その悩みとは、ここ数日学校に通う道を歩いていると妙な視線を感じる事だった。


(つけられてるのか?)


岩島の自宅から通っている高校までは20分もしない所にあり、高校までの道のりは特に変わったものはなくしいて言うなら近所に大きな池があるくらいだが、その池の前を
通る時は特に視線を強く感じる。


(つけられるようなことした覚えはないんだけどなぁ…)


岩島はクラスの中で浮いた存在というわけでもなく、普通の学校生活を送ってきたが、大きな問題を起こしたこともなければ誰かから恨まれることをした覚えすらなかった。
逆にこれといった良いことをしたわけでもないので岩島からすればつけている相手が自分になんの目的があるのかわからないでいた。


(………そういえば…)




〜〜〜〜〜〜〜〜〜〜2週間前〜〜〜〜〜〜〜〜〜〜


「暑い……」


その日はいつもより気温が高く、蒸し暑い日だった。
岩島としても家で涼んでいたかったのだが、親に買い物を頼まれ渋々最寄りのスーパーに買い物に行っていた。


「なんで今日に限って牛乳切らすかなぁ………ん?」


文句を言いながらスーパーでの買い物が終わり帰っている途中で道の真ん中になにか落ちているのを見つけた。


「これは…蛙?」


道の真ん中に落ちていたのは干からびた蛙だった。


「干からびてるな、しかも5匹もいるし…」


岩島はこの暑い日に可哀想にと思いながら通り過ぎ用とした時だった。


「…………………ゲ………コ……」


「え⁉生きてんのか⁉」


なんと岩島が死んだと思っていた蛙は5匹ともまだ生きていたのだ。

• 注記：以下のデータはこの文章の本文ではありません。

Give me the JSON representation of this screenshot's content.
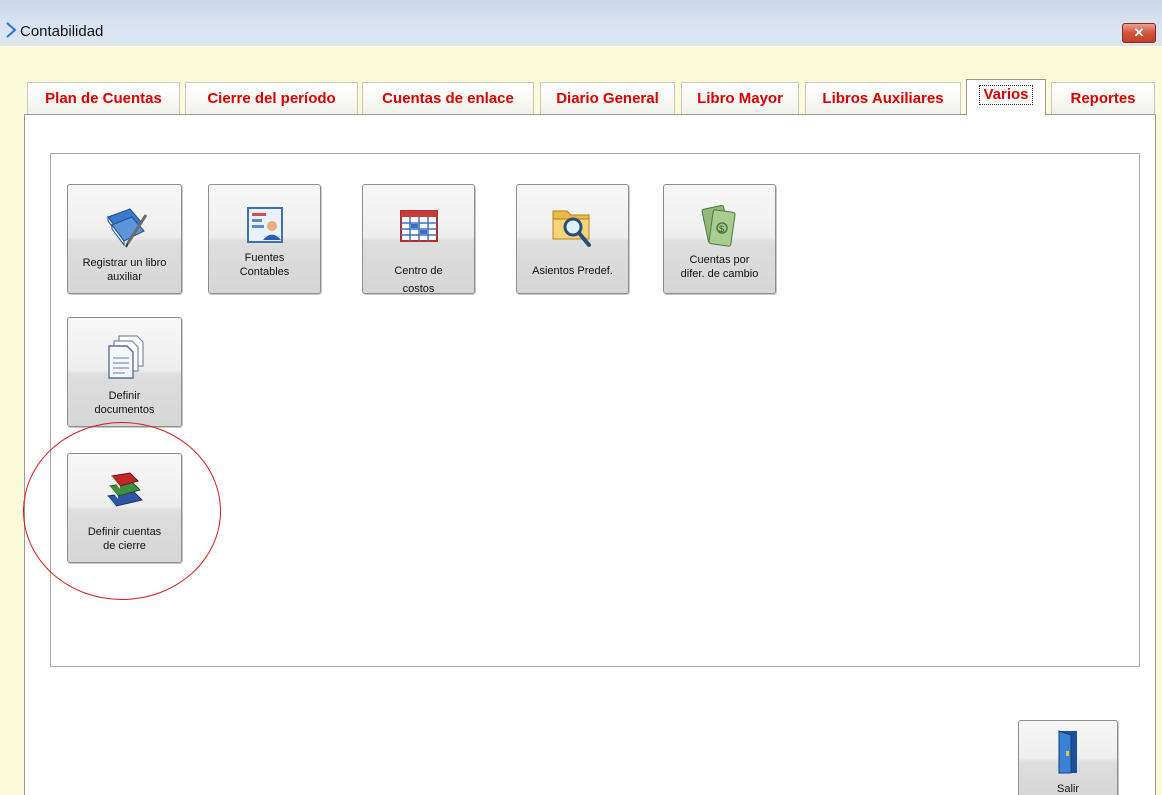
{
  "window": {
    "title": "Contabilidad",
    "close_label": "✕"
  },
  "tabs": [
    {
      "label": "Plan de Cuentas"
    },
    {
      "label": "Cierre del período"
    },
    {
      "label": "Cuentas de enlace"
    },
    {
      "label": "Diario General"
    },
    {
      "label": "Libro Mayor"
    },
    {
      "label": "Libros Auxiliares"
    },
    {
      "label": "Varios",
      "active": true
    },
    {
      "label": "Reportes"
    }
  ],
  "buttons": {
    "registrar_libro_auxiliar": {
      "line1": "Registrar un libro",
      "line2": "auxiliar",
      "icon": "books-pen-icon"
    },
    "fuentes_contables": {
      "line1": "Fuentes",
      "line2": "Contables",
      "icon": "form-user-icon"
    },
    "centro_de_costos": {
      "line1": "Centro de",
      "line2": "costos",
      "icon": "table-grid-icon"
    },
    "asientos_predef": {
      "line1": "Asientos Predef.",
      "icon": "folder-search-icon"
    },
    "cuentas_difer_cambio": {
      "line1": "Cuentas por",
      "line2": "difer. de cambio",
      "icon": "money-icon"
    },
    "definir_documentos": {
      "line1": "Definir",
      "line2": "documentos",
      "icon": "documents-icon"
    },
    "definir_cuentas_cierre": {
      "line1": "Definir cuentas",
      "line2": "de cierre",
      "icon": "books-stack-icon"
    },
    "salir": {
      "line1": "Salir",
      "icon": "door-exit-icon"
    }
  },
  "colors": {
    "tab_text": "#d90000",
    "window_bg": "#fbfbda",
    "highlight": "#d21c1c"
  }
}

しかし5匹とも自分では動けないほど衰弱していた。


「とりあえず家で応急処置しておくか…よいしょっと」


爬虫類が苦手もいうわけでもなかった岩島は5匹すべてを片腕で抱えるようにして持つと家に小走りで向かった。
家に戻るとすぐに物置から大きめのバケツを取り出し、その中に水と5匹の蛙を入れた。


「これで元気になってくれるといいけど…」


最初はそんな心配もしていたが、3日ほどで水の中をスイスイと泳ぐまでに回復していた。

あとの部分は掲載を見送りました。